Some of us who evangelize Attachment Parenting have sinned. We too quickly villify all parents who spank as angry or cold or heartless.
In reality, human experience can’t really be summed up into neat ‘right’ and ‘wrong’ categories. I’m not one to say that all moral issues are simply relative to their culture, nor am I saying that my definition of right and wrong should be legislated onto the masses. But using inflammatory rhetoric to further polarize people is useless. What’s more, it actually hinders any meaningful or productive conversation.
In the abortion debate, we call all pro-choice voters or sympathizers baby-killers. Which is a far cry from the truth: people who vote pro-choice do so because they disagree with pro-life voters about when life as a human begins. We know that the ‘life cycle’ starts at conception, but we disagree about when the spark, the essence of personhood, is passed into physical flesh. Instead, baby-killer.
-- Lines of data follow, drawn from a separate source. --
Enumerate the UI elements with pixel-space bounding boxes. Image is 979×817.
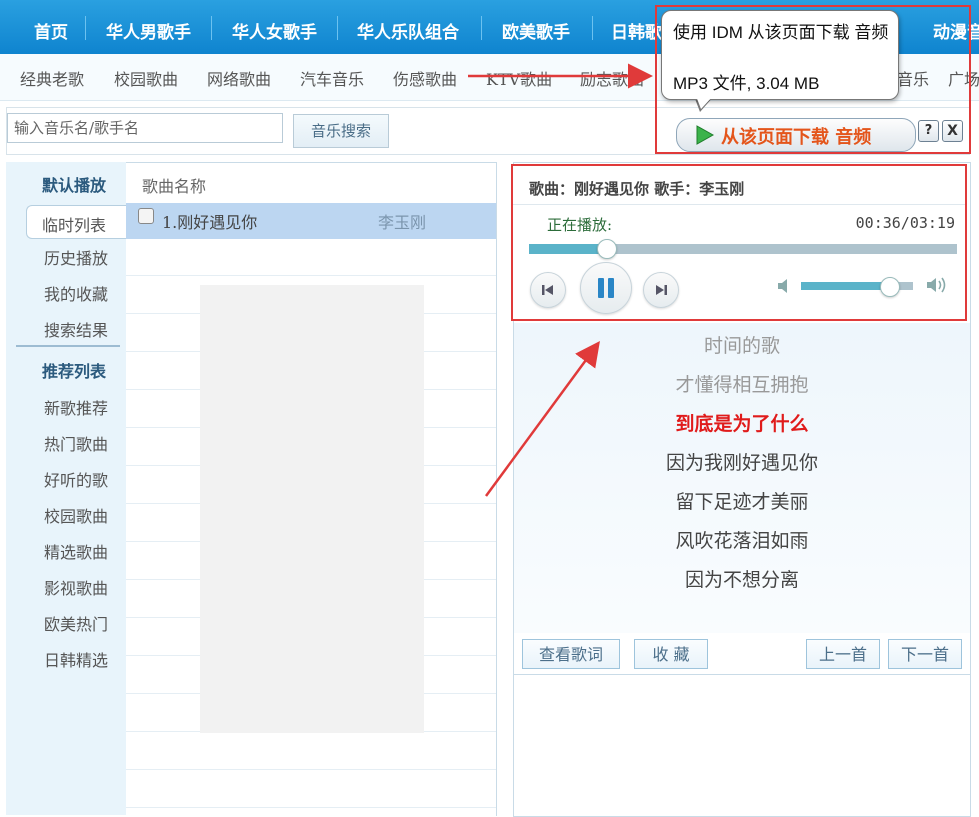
volume-high-icon[interactable]: [925, 274, 951, 296]
lyric-line: 才懂得相互拥抱: [675, 374, 809, 396]
sidebar-divider: [16, 345, 120, 347]
lyric-line: 留下足迹才美丽: [675, 491, 809, 513]
song-checkbox[interactable]: [138, 208, 154, 224]
nav-item-home[interactable]: 首页: [34, 18, 68, 43]
volume-slider[interactable]: [801, 277, 913, 297]
nav-item-western[interactable]: 欧美歌手: [502, 18, 570, 43]
nav-item-chinese-female[interactable]: 华人女歌手: [232, 18, 317, 43]
idm-download-label: 从该页面下载 音频: [721, 127, 872, 148]
search-button[interactable]: 音乐搜索: [293, 114, 389, 148]
sidebar: 默认播放 临时列表 历史播放 我的收藏 搜索结果 推荐列表 新歌推荐 热门歌曲 …: [6, 162, 129, 815]
panel-divider: [514, 674, 970, 675]
previous-track-button[interactable]: [530, 272, 566, 308]
skip-back-icon: [542, 285, 553, 295]
subnav-item-campus[interactable]: 校园歌曲: [114, 66, 178, 90]
sidebar-item-good-songs[interactable]: 好听的歌: [44, 467, 108, 491]
sidebar-item-temp-list[interactable]: 临时列表: [26, 205, 129, 239]
now-playing-info: 歌曲：刚好遇见你 歌手：李玉刚: [529, 180, 745, 198]
progress-bar[interactable]: [529, 239, 957, 259]
sidebar-item-film-songs[interactable]: 影视歌曲: [44, 575, 108, 599]
lyric-line: 到底是为了什么: [675, 413, 809, 435]
pause-button[interactable]: [580, 262, 632, 314]
view-lyrics-button[interactable]: 查看歌词: [522, 639, 620, 669]
playback-time: 00:36/03:19: [855, 214, 955, 232]
subnav-item-inspire[interactable]: 励志歌曲: [580, 66, 644, 90]
sidebar-item-history[interactable]: 历史播放: [44, 245, 108, 269]
nav-item-bands[interactable]: 华人乐队组合: [357, 18, 459, 43]
playback-status: 正在播放:: [547, 216, 613, 234]
search-input[interactable]: [7, 113, 283, 143]
sidebar-item-selected-songs[interactable]: 精选歌曲: [44, 539, 108, 563]
nav-separator: [481, 16, 482, 40]
player-controls: 歌曲：刚好遇见你 歌手：李玉刚 正在播放: 00:36/03:19: [511, 164, 967, 321]
song-list: 歌曲名称 1.刚好遇见你 李玉刚: [126, 162, 497, 816]
sidebar-item-jpkr-picks[interactable]: 日韩精选: [44, 647, 108, 671]
idm-download-button[interactable]: 从该页面下载 音频: [676, 118, 916, 152]
subnav-item-ktv[interactable]: KTV歌曲: [486, 66, 552, 90]
sidebar-heading-recommend: 推荐列表: [42, 362, 107, 381]
sidebar-item-western-hot[interactable]: 欧美热门: [44, 611, 108, 635]
row-divider: [126, 275, 496, 276]
progress-handle[interactable]: [597, 239, 618, 259]
sidebar-item-campus-songs[interactable]: 校园歌曲: [44, 503, 108, 527]
skip-forward-icon: [656, 285, 667, 295]
song-singer[interactable]: 李玉刚: [378, 209, 426, 233]
nav-separator: [85, 16, 86, 40]
song-list-header: 歌曲名称: [126, 163, 496, 201]
lyric-line: 风吹花落泪如雨: [675, 530, 809, 552]
play-arrow-icon: [696, 125, 715, 145]
lyric-line: 时间的歌: [703, 335, 780, 357]
song-row[interactable]: 1.刚好遇见你 李玉刚: [126, 203, 496, 239]
subnav-item-car[interactable]: 汽车音乐: [300, 66, 364, 90]
idm-help-button[interactable]: ?: [918, 120, 939, 142]
subnav-item-sad[interactable]: 伤感歌曲: [393, 66, 457, 90]
song-name[interactable]: 1.刚好遇见你: [162, 209, 257, 233]
sidebar-item-hot-songs[interactable]: 热门歌曲: [44, 431, 108, 455]
pause-icon: [598, 278, 614, 298]
nav-separator: [337, 16, 338, 40]
row-divider: [126, 807, 496, 808]
row-divider: [126, 769, 496, 770]
prev-song-button[interactable]: 上一首: [806, 639, 880, 669]
idm-close-button[interactable]: X: [942, 120, 963, 142]
sidebar-heading-default: 默认播放: [42, 176, 107, 195]
sidebar-item-search-results[interactable]: 搜索结果: [44, 317, 108, 341]
column-header-song-name: 歌曲名称: [142, 177, 207, 196]
subnav-item-classic[interactable]: 经典老歌: [20, 66, 84, 90]
progress-fill: [529, 244, 607, 254]
nav-separator: [211, 16, 212, 40]
lyric-line: 因为不想分离: [684, 569, 799, 591]
lyric-line: 因为我刚好遇见你: [665, 452, 818, 474]
lyrics-area: 时间的歌 才懂得相互拥抱 到底是为了什么 因为我刚好遇见你 留下足迹才美丽 风吹…: [514, 323, 970, 633]
idm-tooltip: 使用 IDM 从该页面下载 音频 MP3 文件, 3.04 MB: [661, 10, 899, 100]
next-track-button[interactable]: [643, 272, 679, 308]
nav-item-chinese-male[interactable]: 华人男歌手: [106, 18, 191, 43]
idm-tooltip-title: 使用 IDM 从该页面下载 音频: [673, 23, 889, 42]
idm-tooltip-file-info: MP3 文件, 3.04 MB: [673, 74, 820, 93]
sidebar-item-label: 临时列表: [42, 216, 107, 235]
volume-handle[interactable]: [880, 277, 901, 297]
sidebar-item-new-songs[interactable]: 新歌推荐: [44, 395, 108, 419]
nav-separator: [592, 16, 593, 40]
ad-placeholder: [200, 285, 424, 733]
next-song-button[interactable]: 下一首: [888, 639, 962, 669]
favorite-button[interactable]: 收 藏: [634, 639, 708, 669]
player-divider: [513, 204, 965, 205]
volume-low-icon[interactable]: [775, 276, 791, 296]
tooltip-tail-inner: [696, 96, 713, 109]
subnav-item-internet[interactable]: 网络歌曲: [207, 66, 271, 90]
sidebar-item-favorites[interactable]: 我的收藏: [44, 281, 108, 305]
I have recently (over the past year or two) come to be aware that birth control pills have a secondary mechanism that inhibits an already fertilized egg from implanting. I am not ok with that. I think that once an egg is fertilized is too late to prevent or end a pregnancy. But I was on the pill for 8 years before I knew anything about this secondary mechanism. Does that make me a baby-killer?
If, at any time while I was on the pill, you had walked up to me and called me a baby-killer then tried to inform me of the pill’s effects on an already fertilized egg, I’d have written you off as a nutjob and never thought twice of the encounter. Because name-calling, and other inflammatory tactics, do not help a discussion or help people to learn.
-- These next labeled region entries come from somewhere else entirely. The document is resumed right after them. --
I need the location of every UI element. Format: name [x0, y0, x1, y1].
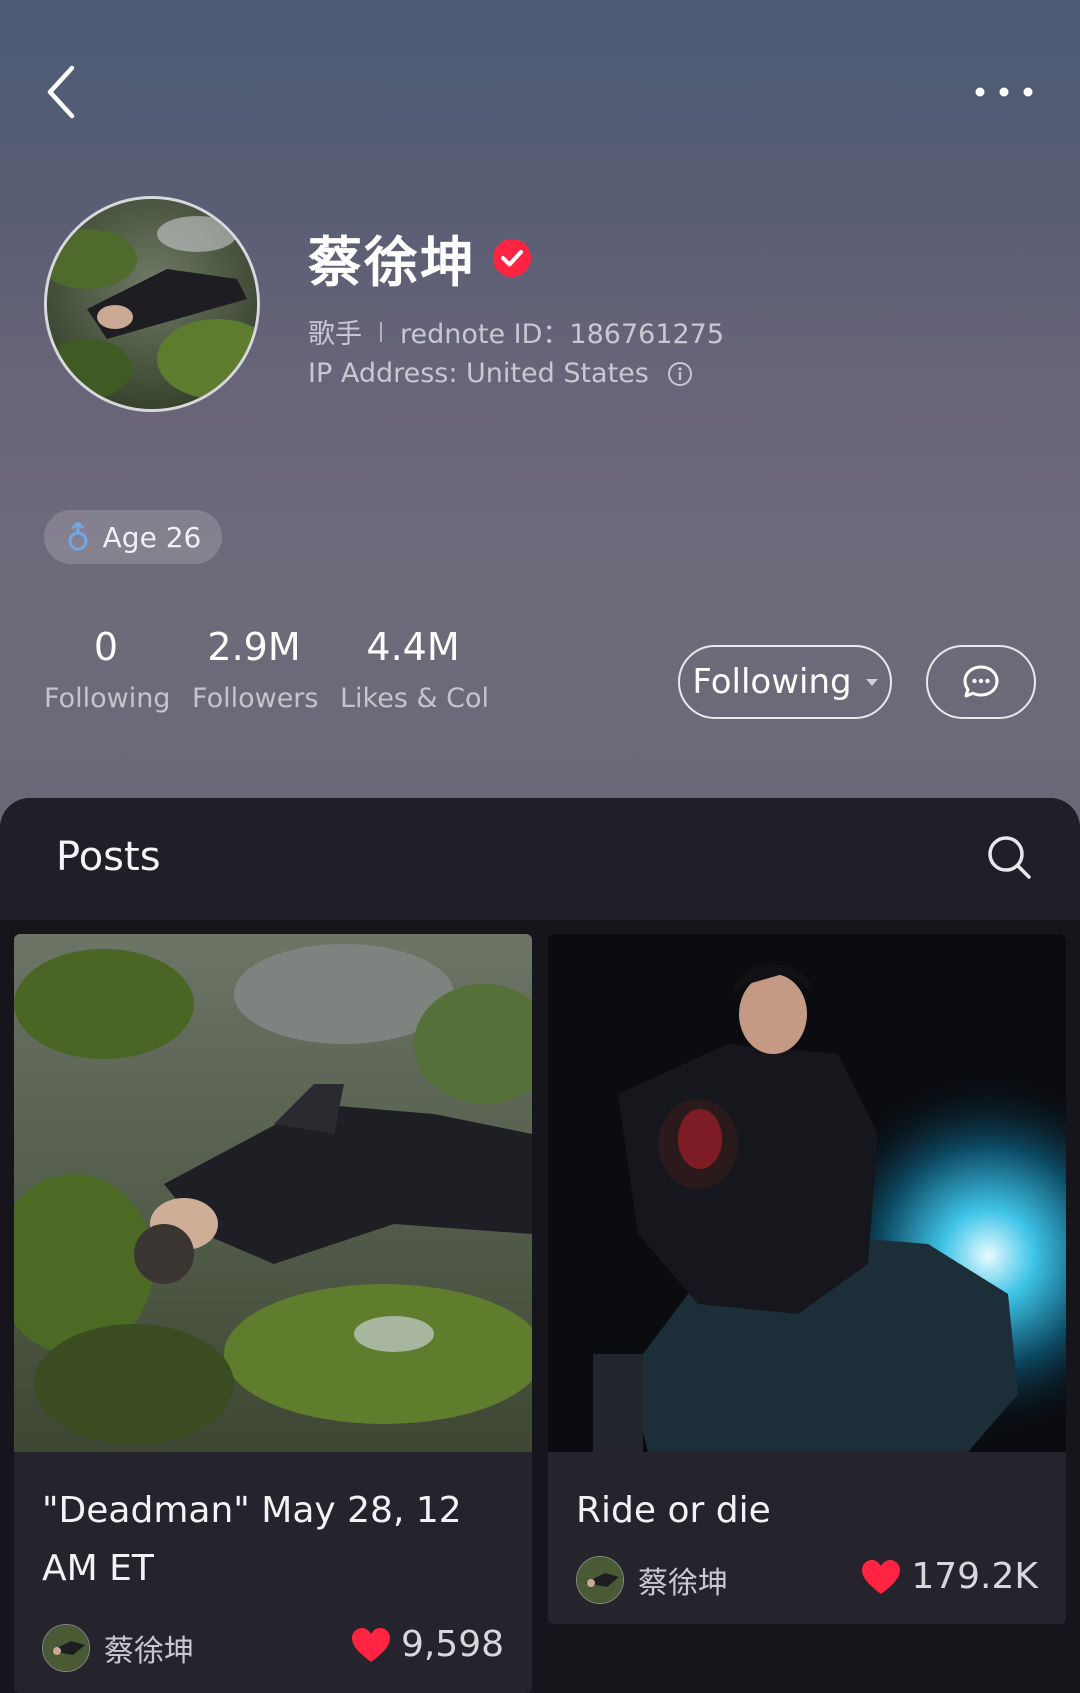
male-icon: [68, 522, 88, 551]
profile-name: 蔡徐坤: [308, 231, 476, 294]
stat-label: Likes & Col: [340, 683, 489, 714]
post-title: "Deadman" May 28, 12 AM ET: [42, 1490, 462, 1589]
heart-icon: [351, 1627, 390, 1662]
age-tag: Age 26: [44, 510, 222, 564]
occupation: 歌手: [308, 319, 362, 350]
ip-line: IP Address: United States: [308, 358, 693, 389]
avatar: [42, 1624, 90, 1672]
post-image: [548, 934, 1066, 1452]
post-author[interactable]: 蔡徐坤: [576, 1556, 728, 1604]
stat-label: Following: [44, 683, 171, 714]
chat-bubble-icon: [963, 665, 999, 698]
divider: [380, 321, 382, 342]
post-title: Ride or die: [576, 1490, 771, 1531]
content-panel: Posts "Deadman" May 28, 12 AM ET 蔡徐坤 9,5…: [0, 798, 1080, 1693]
stat-followers[interactable]: 2.9M Followers: [192, 625, 319, 714]
more-dots-icon: [975, 87, 1033, 97]
likes-value: 9,598: [400, 1624, 504, 1665]
post-card[interactable]: Ride or die 蔡徐坤 179.2K: [548, 934, 1066, 1624]
chevron-down-icon: [865, 678, 878, 686]
stat-value: 2.9M: [207, 625, 301, 669]
stat-value: 4.4M: [366, 625, 460, 669]
following-button[interactable]: Following: [678, 645, 892, 719]
author-name: 蔡徐坤: [104, 1634, 194, 1669]
post-card[interactable]: "Deadman" May 28, 12 AM ET 蔡徐坤 9,598: [14, 934, 532, 1693]
following-label: Following: [692, 662, 852, 702]
id-line: 歌手 rednote ID：186761275: [308, 312, 724, 351]
stat-likes[interactable]: 4.4M Likes & Col: [340, 625, 489, 714]
post-author[interactable]: 蔡徐坤: [42, 1624, 194, 1672]
like-count[interactable]: 9,598: [351, 1624, 504, 1665]
stat-label: Followers: [192, 683, 319, 714]
back-arrow-icon: [47, 65, 75, 119]
tab-bar: Posts: [0, 798, 1080, 920]
message-button[interactable]: [926, 645, 1036, 719]
heart-icon: [862, 1559, 901, 1594]
age-label: Age 26: [102, 520, 202, 554]
verified-icon: [493, 238, 531, 277]
post-image: [14, 934, 532, 1452]
tab-posts[interactable]: Posts: [56, 834, 161, 880]
info-icon[interactable]: [667, 361, 693, 387]
like-count[interactable]: 179.2K: [861, 1556, 1038, 1597]
likes-value: 179.2K: [911, 1556, 1038, 1597]
rednote-id[interactable]: rednote ID：186761275: [400, 312, 724, 351]
search-icon: [988, 836, 1031, 879]
ip-address: IP Address: United States: [308, 358, 649, 389]
avatar[interactable]: [44, 196, 260, 412]
back-button[interactable]: [44, 62, 84, 122]
stat-value: 0: [93, 625, 119, 669]
author-name: 蔡徐坤: [638, 1566, 728, 1601]
profile-header: 蔡徐坤 歌手 rednote ID：186761275 IP Address: …: [0, 0, 1080, 830]
name-row: 蔡徐坤: [308, 218, 532, 297]
search-button[interactable]: [986, 834, 1032, 880]
avatar-image: [47, 199, 257, 409]
stat-following[interactable]: 0 Following: [44, 625, 171, 714]
more-button[interactable]: [972, 78, 1036, 106]
avatar: [576, 1556, 624, 1604]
So why then do we insist on dividing parents into ‘spankers’ (i.e. heartless, angry monsters) and ‘permissive’ (children in control)? There is just no way to divide up all of parenting and discipline into those two (or any two) categories. It doesn’t work that way. Life doesn’t work that way. But we insist.
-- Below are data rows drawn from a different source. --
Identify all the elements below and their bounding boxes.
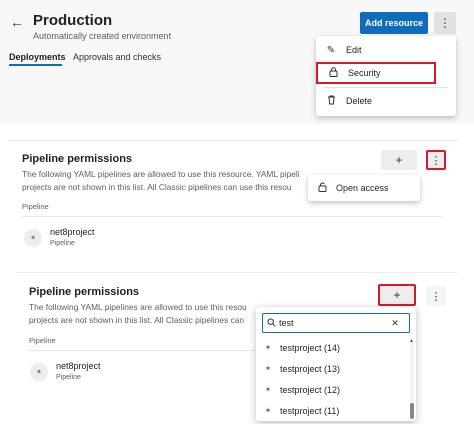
- panel-title: Pipeline permissions: [22, 153, 133, 165]
- search-result-label: testproject (14): [280, 342, 341, 353]
- back-arrow-icon[interactable]: ←: [10, 14, 24, 30]
- menu-item-delete[interactable]: Delete: [316, 90, 456, 112]
- page-title: Production: [33, 12, 113, 29]
- divider: [29, 350, 255, 351]
- search-result-item[interactable]: ✶ testproject (14): [256, 337, 408, 358]
- add-pipeline-button[interactable]: +: [378, 284, 416, 306]
- environment-context-menu: ✎ Edit Security Delete: [316, 36, 456, 116]
- pipeline-icon: ✶: [264, 343, 272, 352]
- pipeline-icon: ✶: [264, 406, 272, 415]
- pipeline-type: Pipeline: [56, 374, 81, 381]
- unlock-icon: [308, 182, 332, 194]
- search-result-item[interactable]: ✶ testproject (13): [256, 358, 408, 379]
- search-result-label: testproject (12): [280, 384, 341, 395]
- pipeline-search-dropdown: ✕ ✶ testproject (14) ✶ testproject (13) …: [256, 307, 416, 421]
- search-result-item[interactable]: ✶ testproject (11): [256, 400, 408, 421]
- tab-approvals-and-checks[interactable]: Approvals and checks: [73, 52, 161, 62]
- divider: [22, 216, 442, 217]
- menu-item-edit-label: Edit: [346, 45, 362, 55]
- search-result-item[interactable]: ✶ testproject (12): [256, 379, 408, 400]
- add-resource-button[interactable]: Add resource: [360, 12, 428, 34]
- pipeline-name[interactable]: net8project: [56, 361, 101, 371]
- search-result-label: testproject (13): [280, 363, 341, 374]
- pipeline-permissions-panel-b: Pipeline permissions The following YAML …: [16, 272, 457, 421]
- active-tab-indicator: [9, 64, 62, 66]
- pipeline-icon: ✶: [24, 229, 42, 247]
- open-access-menu: Open access: [308, 175, 420, 201]
- menu-item-security[interactable]: Security: [316, 62, 436, 84]
- more-vertical-icon: ⋮: [439, 16, 451, 30]
- trash-icon: [316, 95, 340, 108]
- pipeline-column-label: Pipeline: [22, 202, 49, 211]
- panel-more-options-button[interactable]: ⋮: [426, 150, 446, 170]
- scroll-up-icon[interactable]: ▲: [409, 338, 414, 344]
- panel-more-options-button[interactable]: ⋮: [426, 286, 446, 306]
- menu-item-security-label: Security: [348, 68, 381, 78]
- dropdown-scrollbar-thumb[interactable]: [410, 403, 414, 419]
- menu-divider: [324, 87, 448, 88]
- open-access-menu-item[interactable]: Open access: [332, 183, 389, 193]
- panel-description-line-1: The following YAML pipelines are allowed…: [22, 169, 300, 179]
- add-pipeline-button[interactable]: +: [381, 150, 417, 170]
- pipeline-search-box: ✕: [262, 313, 410, 333]
- pipeline-column-label: Pipeline: [29, 336, 56, 345]
- pipeline-icon: ✶: [30, 363, 48, 381]
- lock-icon: [318, 66, 342, 80]
- panel-description-line-2: projects are not shown in this list. All…: [22, 182, 292, 192]
- more-vertical-icon: ⋮: [430, 290, 442, 303]
- panel-title: Pipeline permissions: [29, 286, 140, 298]
- search-icon: [263, 318, 279, 329]
- pipeline-icon: ✶: [264, 364, 272, 373]
- environment-header-section: ← Production Automatically created envir…: [0, 0, 474, 124]
- menu-item-delete-label: Delete: [346, 96, 373, 106]
- pipeline-type: Pipeline: [50, 240, 75, 247]
- pipeline-name[interactable]: net8project: [50, 227, 95, 237]
- pipeline-search-input[interactable]: [279, 318, 387, 328]
- more-options-button[interactable]: ⋮: [434, 12, 456, 34]
- more-vertical-icon: ⋮: [430, 154, 442, 167]
- menu-item-edit[interactable]: ✎ Edit: [316, 39, 456, 61]
- plus-icon: +: [393, 288, 401, 302]
- page-subtitle: Automatically created environment: [33, 31, 172, 41]
- pipeline-permissions-panel-a: Pipeline permissions The following YAML …: [8, 140, 457, 250]
- pencil-icon: ✎: [326, 44, 336, 56]
- search-result-label: testproject (11): [280, 405, 340, 416]
- clear-search-icon[interactable]: ✕: [387, 318, 403, 329]
- plus-icon: +: [395, 153, 403, 167]
- pipeline-icon: ✶: [264, 385, 272, 394]
- tab-deployments[interactable]: Deployments: [9, 52, 66, 62]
We insist because parenting is vulnerability. Our decisions are judged by (potentially) everyone we or our children encounter. What’s more, most of us are trying to create something completely new, while simultaneously put the new theory into action, and we’re doing it in front of everyone. Most of us are changing some things that our parents did. Most of us are incorporating a spouse’s background and opinions. Plus, we’re reacting to a dynamic human being who has his or her own opinions. Especially on our first ride, we’re making it up as we go along. The parents who did things we didn’t like? WATCHING. The moms who are doing things a different way? WATCHING. People who may one day become parents? WATCHING.
So we draw lines in the sand. Even if I do it wrong, at least I’m on the right side. Even if my child isn’t a poster child for my parenting style, at least I’m playing for the right team. That sounds like pride to me. And insecurity. Both things I could do with a little less of in my life.